Figure 4. chb-3 is required for proper localization of the GCY-12 guanylyl cyclase to cilia.

(A) Expression of GFP-tagged, full-length GCY-12 under the control of the native promoter (GCY-12::GFP). Expression of the ttx-3p::mRFP injection marker in the AIY neurons is also shown (arrowheads). (B) Expression of GFP-tagged, full-length GCY-12 under the control of the odr-1 promoter (odr-1p::GCY-12::GFP). (C) Expression of GFP-tagged, full-length GCY-12 under the control of the srb-6 promoter (srb-6p::GCY-12::GFP). srb-6p::mRFP was also expressed to visualize the morphology of the cilia in chb-3(eg52). (D) Ciliary GFP levels in animals expressing odr-1p::GCY-12::GFP were quantified using the confocal 3D analysis. Numbers of examined animals; wild-type (16), chb-3 (18). Error bars indicate s.e.m. (E) Decreased GCY-12 levels in the cilia of chb-3(eg52) were rescued cell autonomously. The tail region of a chb-3(eg52) animal carrying two extrachromosomal transgenes, Ex[srb-6p::GCY-12::GFP] and Ex[srb-6p::CHB-3::mRFP], was shown.
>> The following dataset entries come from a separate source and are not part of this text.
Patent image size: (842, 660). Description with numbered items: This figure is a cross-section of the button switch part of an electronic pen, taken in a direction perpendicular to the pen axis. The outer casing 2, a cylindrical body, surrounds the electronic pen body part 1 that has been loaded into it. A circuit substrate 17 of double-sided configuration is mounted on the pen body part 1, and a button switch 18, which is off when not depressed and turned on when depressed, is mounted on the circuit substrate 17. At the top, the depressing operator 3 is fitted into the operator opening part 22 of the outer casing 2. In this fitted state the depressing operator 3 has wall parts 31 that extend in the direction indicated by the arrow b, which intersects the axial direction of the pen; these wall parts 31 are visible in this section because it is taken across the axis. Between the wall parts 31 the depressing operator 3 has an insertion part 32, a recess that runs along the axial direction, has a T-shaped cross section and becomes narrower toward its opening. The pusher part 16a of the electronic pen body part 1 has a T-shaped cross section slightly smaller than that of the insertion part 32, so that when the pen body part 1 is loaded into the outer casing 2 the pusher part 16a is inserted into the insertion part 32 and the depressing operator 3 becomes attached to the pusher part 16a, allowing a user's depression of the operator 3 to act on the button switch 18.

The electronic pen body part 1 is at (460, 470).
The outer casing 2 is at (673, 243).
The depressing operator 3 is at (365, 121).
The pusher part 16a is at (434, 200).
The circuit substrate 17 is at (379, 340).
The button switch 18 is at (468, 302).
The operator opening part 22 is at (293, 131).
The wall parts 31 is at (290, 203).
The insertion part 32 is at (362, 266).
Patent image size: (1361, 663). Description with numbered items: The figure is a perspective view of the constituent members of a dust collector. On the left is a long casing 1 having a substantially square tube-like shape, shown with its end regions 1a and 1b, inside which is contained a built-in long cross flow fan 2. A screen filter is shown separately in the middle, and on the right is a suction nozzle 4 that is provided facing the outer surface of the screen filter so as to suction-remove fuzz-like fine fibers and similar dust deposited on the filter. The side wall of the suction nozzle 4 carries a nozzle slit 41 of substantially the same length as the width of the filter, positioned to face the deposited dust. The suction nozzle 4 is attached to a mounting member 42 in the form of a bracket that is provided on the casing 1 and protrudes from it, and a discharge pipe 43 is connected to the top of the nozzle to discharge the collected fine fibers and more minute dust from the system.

In this animal, Ex[srb-6p::CHB-3::mRFP] showed mosaic expression only in the right phasmid neuron, and only the right phasmid ciliary level of GCY-12::GFP was increased. (A, B, C, E) Projection of confocal microscopic sectioning images. Dendrite tips and cell bodies are marked with circles and squares, respectively. Head (A, B) and tail (C, E) regions of young adults are shown. Scale bars represent 20 µm (A, B) and 5 µm (C, E).